What sorts of chemical reactions are driven by the external energy source? In life, redox reactions. Essentially “there is reductive synthesis in life and oxidised chemical waste… and there was the possibility that the waste would have just accumulated and would have diminished the capacity or even poisoned the living system. For example, all carbon could have finished as trapped wasted coal, while oxygen could have built up as a poisonous gas.” Anaerobic organisms today essentially try to avoid oxidative environments. Without the evolution of aerobes, the “system is unstable and doomed to die”. This is also true “if individual organisms lived forever [with] no return of elements to starting material, no cycle, and any evolution would be frustrated.” Life on Earth is evolving to reach the ideal climax, following the thermodynamic imperative. It hasn’t reached that point. Nor will it do so anytime soon, and our sun will die out some day.

 

The authors use the example of light as an example of chemical and biological adaptation. (Ultraviolet light is still damaging to surface organisms today.) The overall sequence is that a new environmental factor that initially acts as a poison leads to protective adaptation and subsequently to adaptive use. Here are their six steps.

·      new environment (light) -> damage to proteins

·      protein damage requires new protein production

·      new protein production involves local loss of DNA protection [as it necessarily becomes exposed to be transcribed]

·      loss of local DNA production -> localised random mutation

·      localised random mutations -> proteins protective against light

·      further mutation of local region -> proteins making use of light

 

Thus, seemingly random variation at the smaller time-scale local level is, in the big picture, driven by a longer time-scale process that is governed by chemical thermodynamics. But humans might be upsetting the natural process on Earth that has occurred for 4.5 billion years. We are making use of much more than the twenty elements in the periodic table utilised by extant life. We have created wondrous new materials from concrete to computers. We have generated new waste rapidly that cannot be recycled in a short period of time. We are driving changes in the environment much faster than ever before. (And yes, the environment is always changing.) We’ve created tools to modify entire ecosystems exponentially more rapid than nature without humans could ever do.

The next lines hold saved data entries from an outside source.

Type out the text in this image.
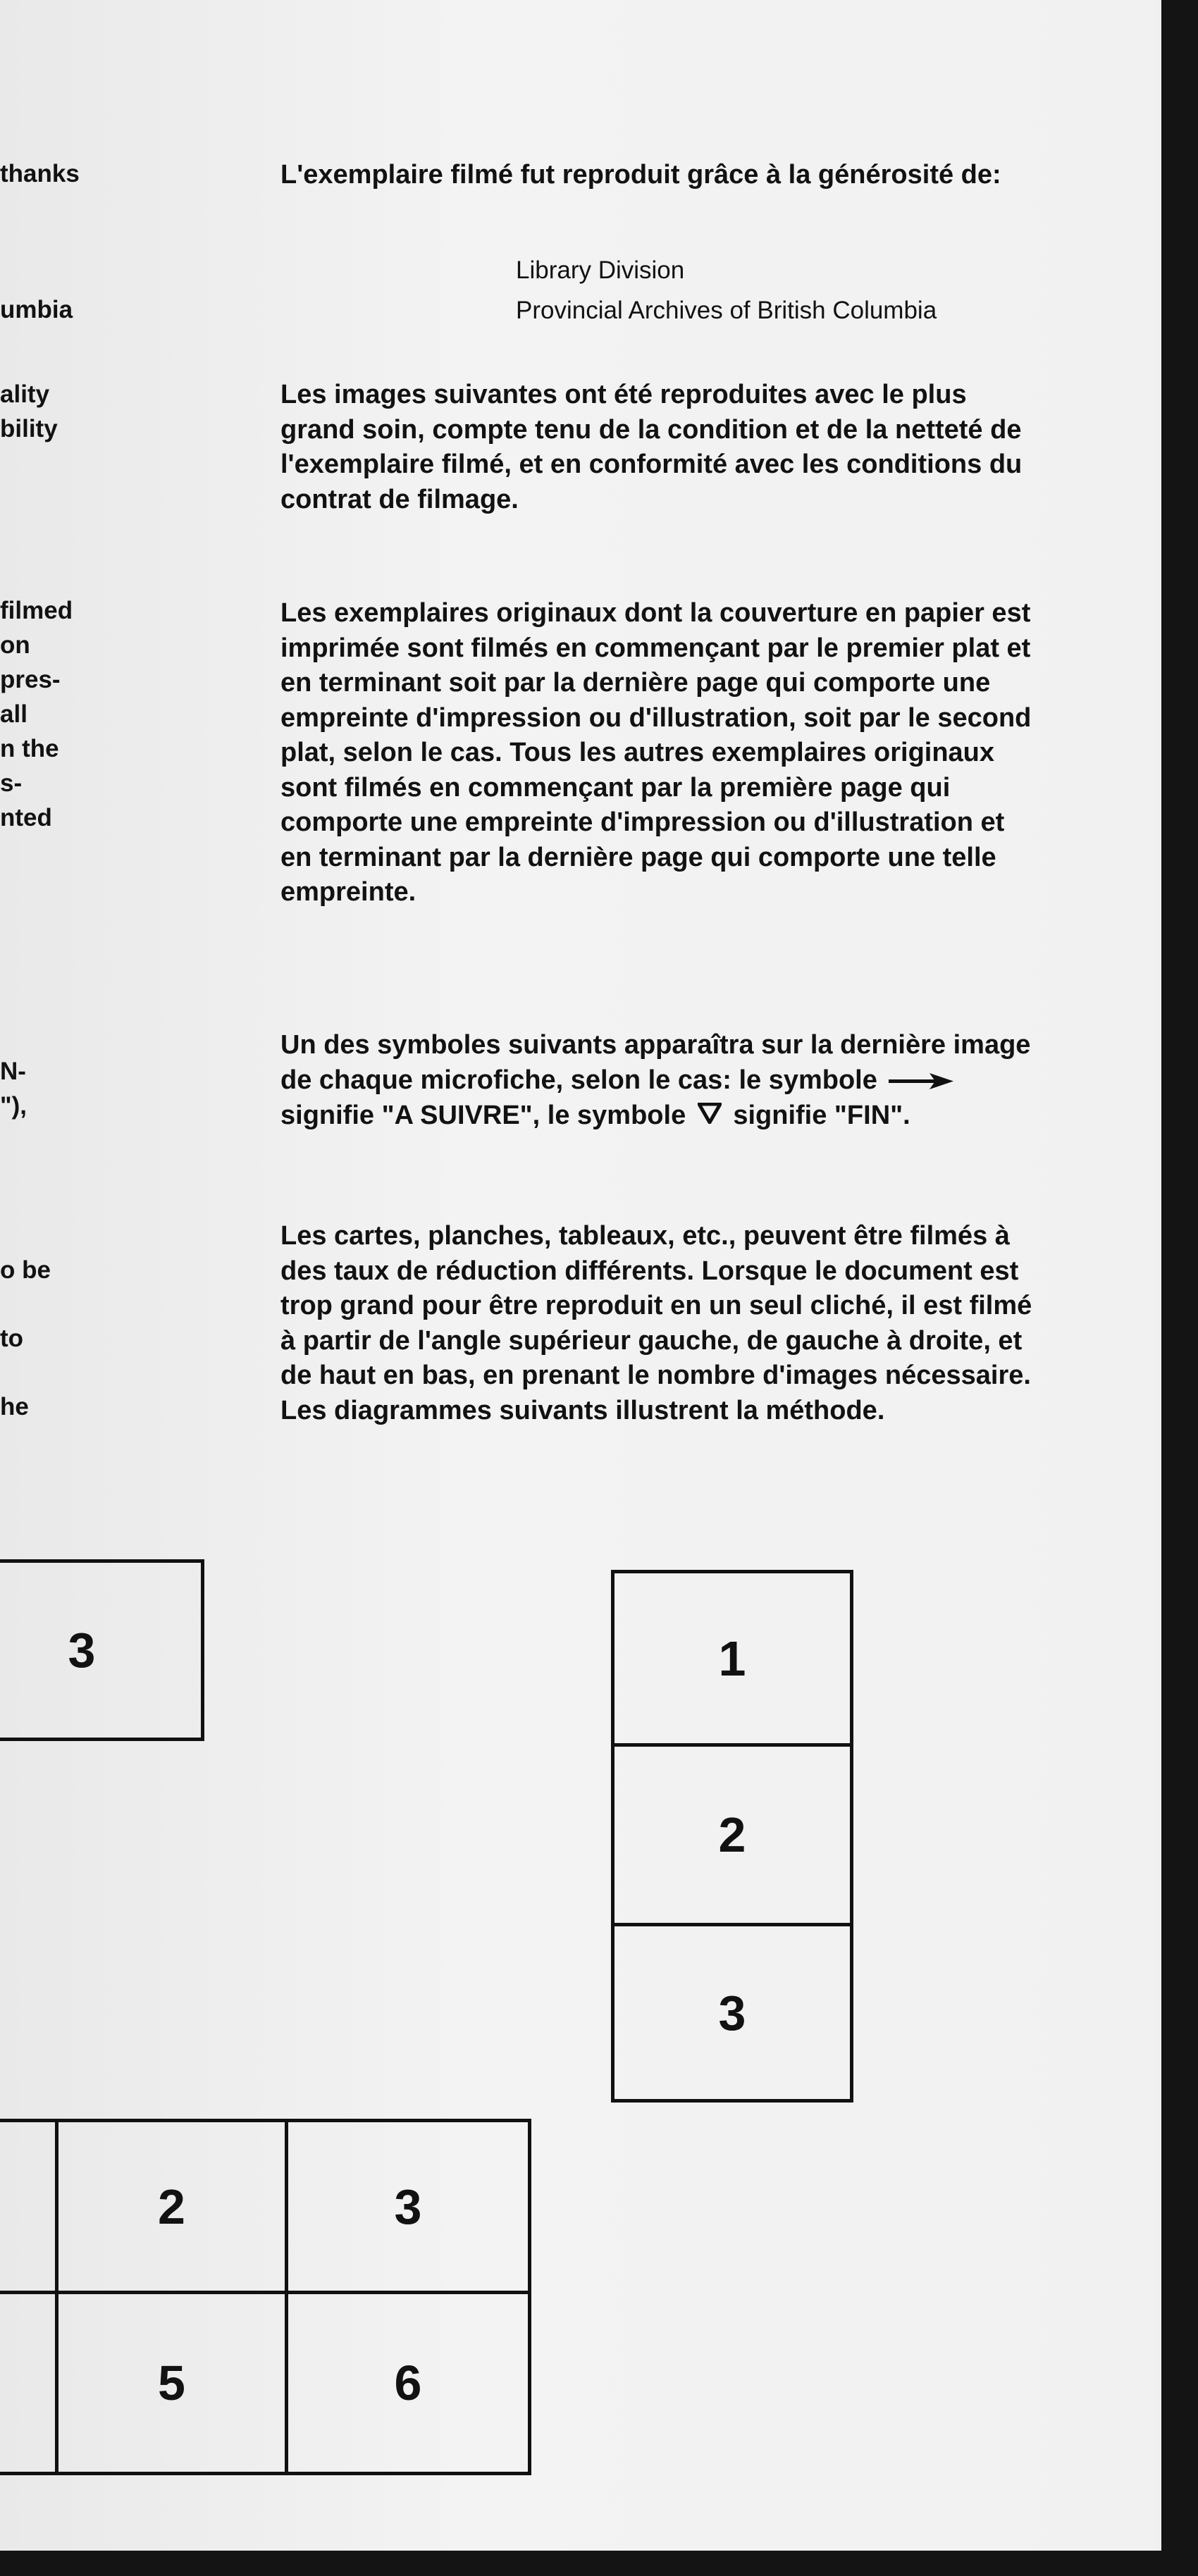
thanks
umbia
ality
bility
filmed
on
pres-
all
n the
s-
nted
N-
"),
o be
to
he
L'exemplaire filmé fut reproduit grâce à la générosité de:
Library Division
Provincial Archives of British Columbia
Les images suivantes ont été reproduites avec le plus grand soin, compte tenu de la condition et de la netteté de l'exemplaire filmé, et en conformité avec les conditions du contrat de filmage.
Les exemplaires originaux dont la couverture en papier est imprimée sont filmés en commençant par le premier plat et en terminant soit par la dernière page qui comporte une empreinte d'impression ou d'illustration, soit par le second plat, selon le cas. Tous les autres exemplaires originaux sont filmés en commençant par la première page qui comporte une empreinte d'impression ou d'illustration et en terminant par la dernière page qui comporte une telle empreinte.
Un des symboles suivants apparaîtra sur la dernière image de chaque microfiche, selon le cas: le symbole  signifie "A SUIVRE", le symbole signifie "FIN".
Les cartes, planches, tableaux, etc., peuvent être filmés à des taux de réduction différents. Lorsque le document est trop grand pour être reproduit en un seul cliché, il est filmé à partir de l'angle supérieur gauche, de gauche à droite, et de haut en bas, en prenant le nombre d'images nécessaire. Les diagrammes suivants illustrent la méthode.
3	1
2
3
2	3
5	6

Ecosystem evolution has taken a different turn in the Age of Man.

 

A final word about the book. If you’re curious about why extant life uses just 15-20 elements, you’ll get a reasonable explanation by the authors. It has to do with availability both physically and chemically. Other questions which you might have pondered: Why are Na, K, Cl ions involved in nerve cells? Why is Mg2+ involved in ATP activity while Ca2+ is a widespread signaling ion? Why were Zn2+ and Cu2+ incorporated later in proteins? Why do they do play such different roles in biochemistry? Why are they found in superoxide dismutase of eukaryotes while prokaryotes use iron and manganese? What is the effect of different metals used in porphyrins? Why are there iron-recovery subsystems? Why is selenium used in life, but not arsenic? All these and more are discussed, if you’re willing to plow through the book. It was a slog, but I’m glad I did, and I now have a broader picture of the interplay between metals and organic compounds in biochemistry. Gotta go write up my syllabus!